From the Vaughan Williams Foundation website:
Letter from Ralph Vaughan Williams to Ursula Wood
Letter No.: VWL1485
From R. Vaughan Williams,
The White Gates,
[3 February 1940]
I went and got a Lear1 at once – it is a good book – but I wish he2 wd not call them “Limericks” – I feel sure he wd have hated the word – a Limerick is an indecent poem in the same metre as the Lear nonsense rhymes.
I’d often thought of setting the Pobble3 to music – its one of the most mysteriously romantic poems I know.

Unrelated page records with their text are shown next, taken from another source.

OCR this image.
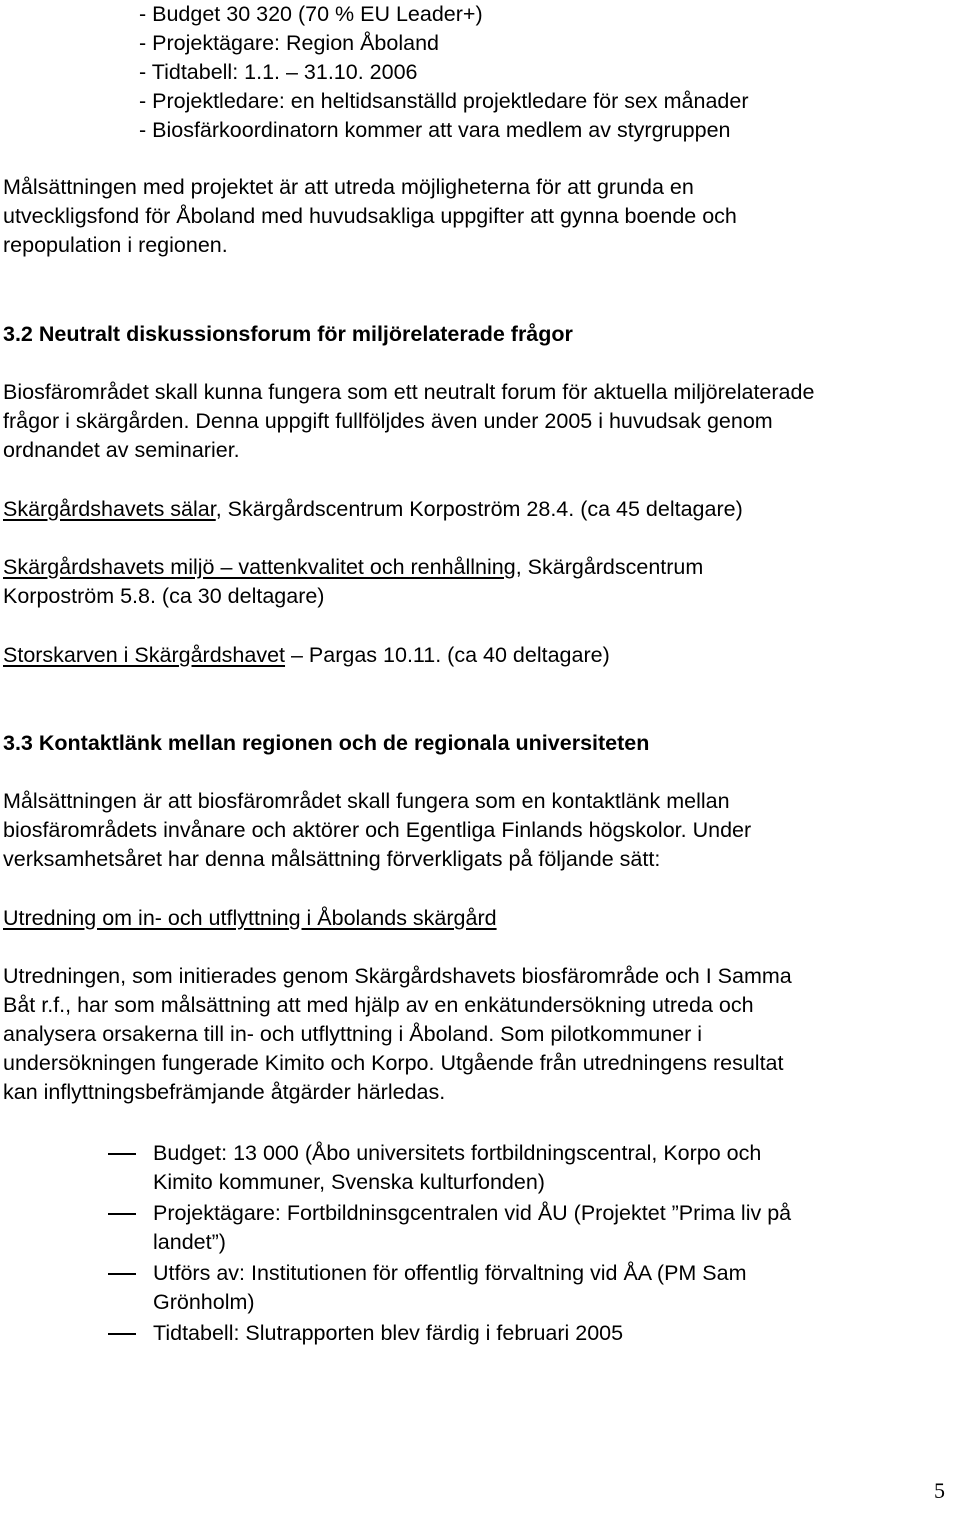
- Budget 30 320 (70 % EU Leader+)
- Projektägare: Region Åboland
- Tidtabell: 1.1. – 31.10. 2006
- Projektledare: en heltidsanställd projektledare för sex månader
- Biosfärkoordinatorn kommer att vara medlem av styrgruppen
Målsättningen med projektet är att utreda möjligheterna för att grunda en
utveckligsfond för Åboland med huvudsakliga uppgifter att gynna boende och
repopulation i regionen.
3.2 Neutralt diskussionsforum för miljörelaterade frågor
Biosfärområdet skall kunna fungera som ett neutralt forum för aktuella miljörelaterade
frågor i skärgården. Denna uppgift fullföljdes även under 2005 i huvudsak genom
ordnandet av seminarier.
Skärgårdshavets sälar, Skärgårdscentrum Korpoström 28.4. (ca 45 deltagare)
Skärgårdshavets miljö – vattenkvalitet och renhållning, Skärgårdscentrum
Korpoström 5.8. (ca 30 deltagare)
Storskarven i Skärgårdshavet – Pargas 10.11. (ca 40 deltagare)
3.3 Kontaktlänk mellan regionen och de regionala universiteten
Målsättningen är att biosfärområdet skall fungera som en kontaktlänk mellan
biosfärområdets invånare och aktörer och Egentliga Finlands högskolor. Under
verksamhetsåret har denna målsättning förverkligats på följande sätt:
Utredning om in- och utflyttning i Åbolands skärgård
Utredningen, som initierades genom Skärgårdshavets biosfärområde och I Samma
Båt r.f., har som målsättning att med hjälp av en enkätundersökning utreda och
analysera orsakerna till in- och utflyttning i Åboland. Som pilotkommuner i
undersökningen fungerade Kimito och Korpo. Utgående från utredningens resultat
kan inflyttningsbefrämjande åtgärder härledas.
Budget: 13 000 (Åbo universitets fortbildningscentral, Korpo och
Kimito kommuner, Svenska kulturfonden)
Projektägare: Fortbildninsgcentralen vid ÅU (Projektet ”Prima liv på
landet”)
Utförs av: Institutionen för offentlig förvaltning vid ÅA (PM Sam
Grönholm)
Tidtabell: Slutrapporten blev färdig i februari 2005
5
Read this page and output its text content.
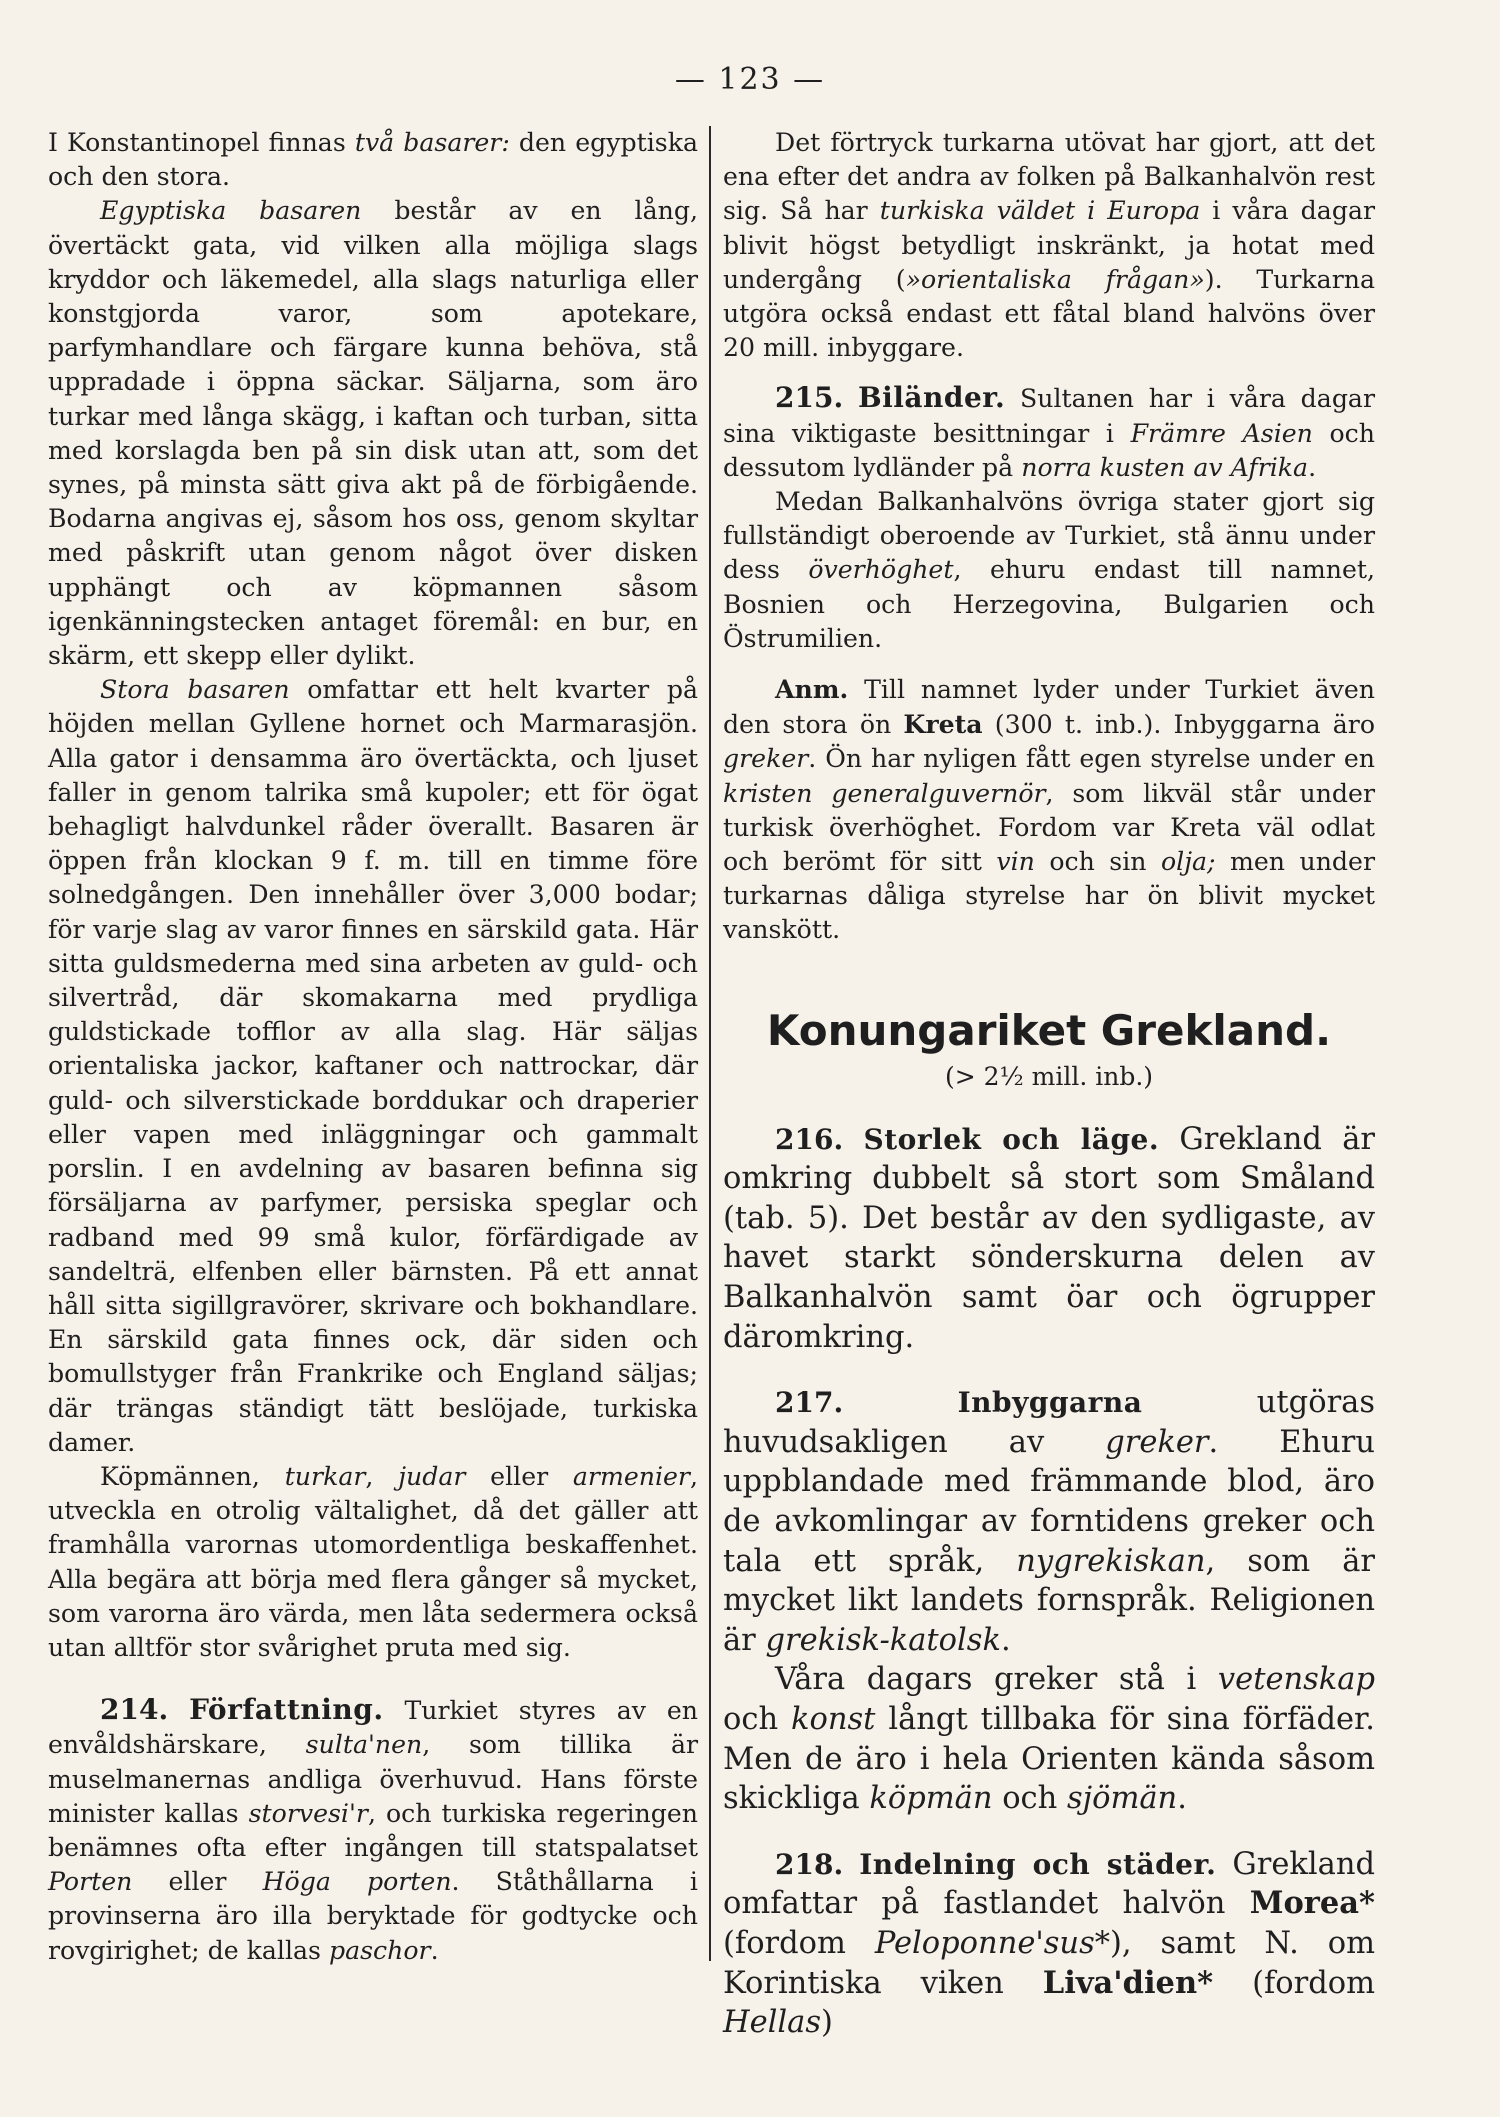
— 123 —

I Konstantinopel finnas två basarer: den egyptiska och den stora.

Egyptiska basaren består av en lång, övertäckt gata, vid vilken alla möjliga slags kryddor och läkemedel, alla slags naturliga eller konstgjorda varor, som apotekare, parfymhandlare och färgare kunna behöva, stå uppradade i öppna säckar. Säljarna, som äro turkar med långa skägg, i kaftan och turban, sitta med korslagda ben på sin disk utan att, som det synes, på minsta sätt giva akt på de förbigående. Bodarna angivas ej, såsom hos oss, genom skyltar med påskrift utan genom något över disken upphängt och av köpmannen såsom igenkänningstecken antaget föremål: en bur, en skärm, ett skepp eller dylikt.

Stora basaren omfattar ett helt kvarter på höjden mellan Gyllene hornet och Marmarasjön. Alla gator i densamma äro övertäckta, och ljuset faller in genom talrika små kupoler; ett för ögat behagligt halvdunkel råder överallt. Basaren är öppen från klockan 9 f. m. till en timme före solnedgången. Den innehåller över 3,000 bodar; för varje slag av varor finnes en särskild gata. Här sitta guldsmederna med sina arbeten av guld- och silvertråd, där skomakarna med prydliga guldstickade tofflor av alla slag. Här säljas orientaliska jackor, kaftaner och nattrockar, där guld- och silverstickade borddukar och draperier eller vapen med inläggningar och gammalt porslin. I en avdelning av basaren befinna sig försäljarna av parfymer, persiska speglar och radband med 99 små kulor, förfärdigade av sandelträ, elfenben eller bärnsten. På ett annat håll sitta sigillgravörer, skrivare och bokhandlare. En särskild gata finnes ock, där siden och bomullstyger från Frankrike och England säljas; där trängas ständigt tätt beslöjade, turkiska damer.

Köpmännen, turkar, judar eller armenier, utveckla en otrolig vältalighet, då det gäller att framhålla varornas utomordentliga beskaffenhet. Alla begära att börja med flera gånger så mycket, som varorna äro värda, men låta sedermera också utan alltför stor svårighet pruta med sig.

214. Författning. Turkiet styres av en envåldshärskare, sulta'nen, som tillika är muselmanernas andliga överhuvud. Hans förste minister kallas storvesi'r, och turkiska regeringen benämnes ofta efter ingången till statspalatset Porten eller Höga porten. Ståthållarna i provinserna äro illa beryktade för godtycke och rovgirighet; de kallas paschor.

Det förtryck turkarna utövat har gjort, att det ena efter det andra av folken på Balkanhalvön rest sig. Så har turkiska väldet i Europa i våra dagar blivit högst betydligt inskränkt, ja hotat med undergång (»orientaliska frågan»). Turkarna utgöra också endast ett fåtal bland halvöns över 20 mill. inbyggare.

215. Biländer. Sultanen har i våra dagar sina viktigaste besittningar i Främre Asien och dessutom lydländer på norra kusten av Afrika.

Medan Balkanhalvöns övriga stater gjort sig fullständigt oberoende av Turkiet, stå ännu under dess överhöghet, ehuru endast till namnet, Bosnien och Herzegovina, Bulgarien och Östrumilien.

Anm. Till namnet lyder under Turkiet även den stora ön Kreta (300 t. inb.). Inbyggarna äro greker. Ön har nyligen fått egen styrelse under en kristen generalguvernör, som likväl står under turkisk överhöghet. Fordom var Kreta väl odlat och berömt för sitt vin och sin olja; men under turkarnas dåliga styrelse har ön blivit mycket vanskött.

Konungariket Grekland.
(> 2½ mill. inb.)

216. Storlek och läge. Grekland är omkring dubbelt så stort som Småland (tab. 5). Det består av den sydligaste, av havet starkt sönderskurna delen av Balkanhalvön samt öar och ögrupper däromkring.

217.	Inbyggarna utgöras huvudsakligen av greker. Ehuru uppblandade med främmande blod, äro de avkomlingar av forntidens greker och tala ett språk, nygrekiskan, som är mycket likt landets fornspråk. Religionen är grekisk-katolsk.

Våra dagars greker stå i vetenskap och konst långt tillbaka för sina förfäder. Men de äro i hela Orienten kända såsom skickliga köpmän och sjömän.

218. Indelning och städer. Grekland omfattar på fastlandet halvön Morea* (fordom Peloponne'sus*), samt N. om Korintiska viken Liva'dien* (fordom Hellas)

Have you read the prose nonsense story4 – its superb – I did not know it before.5
The wedding6 is next Sat. (10th) – I am told the bridegroom has a pretty sister so I am all agog.
1. According to R.V.W.:a biography, p.233, this was a paperback edition of some of Edward Lear’s writings. it was possibly Edward Lear’s Nonsense Songs, with the Author’s Own Illustrations, an edition published by Chatto & Windus in 1938.
2. i.e. the editor, not the author
3. The Pobble who has no toes, one of the Lear poems.
4. The story of the four little children who went round the world by Lear.
5. The letter up to this point is quoted in R.V.W.: a biography, p.233.
6. Probably that of Honorine Williamson (see R.V.W.: a biography, p.232 and VWL686 footnote 3, etc.). She had lived with the VWs ever since the move to Dorking and was to marry the trumpeter Bernard Brown.
I have been unable to find any setting of Lear’s poems by Vaughan Williams.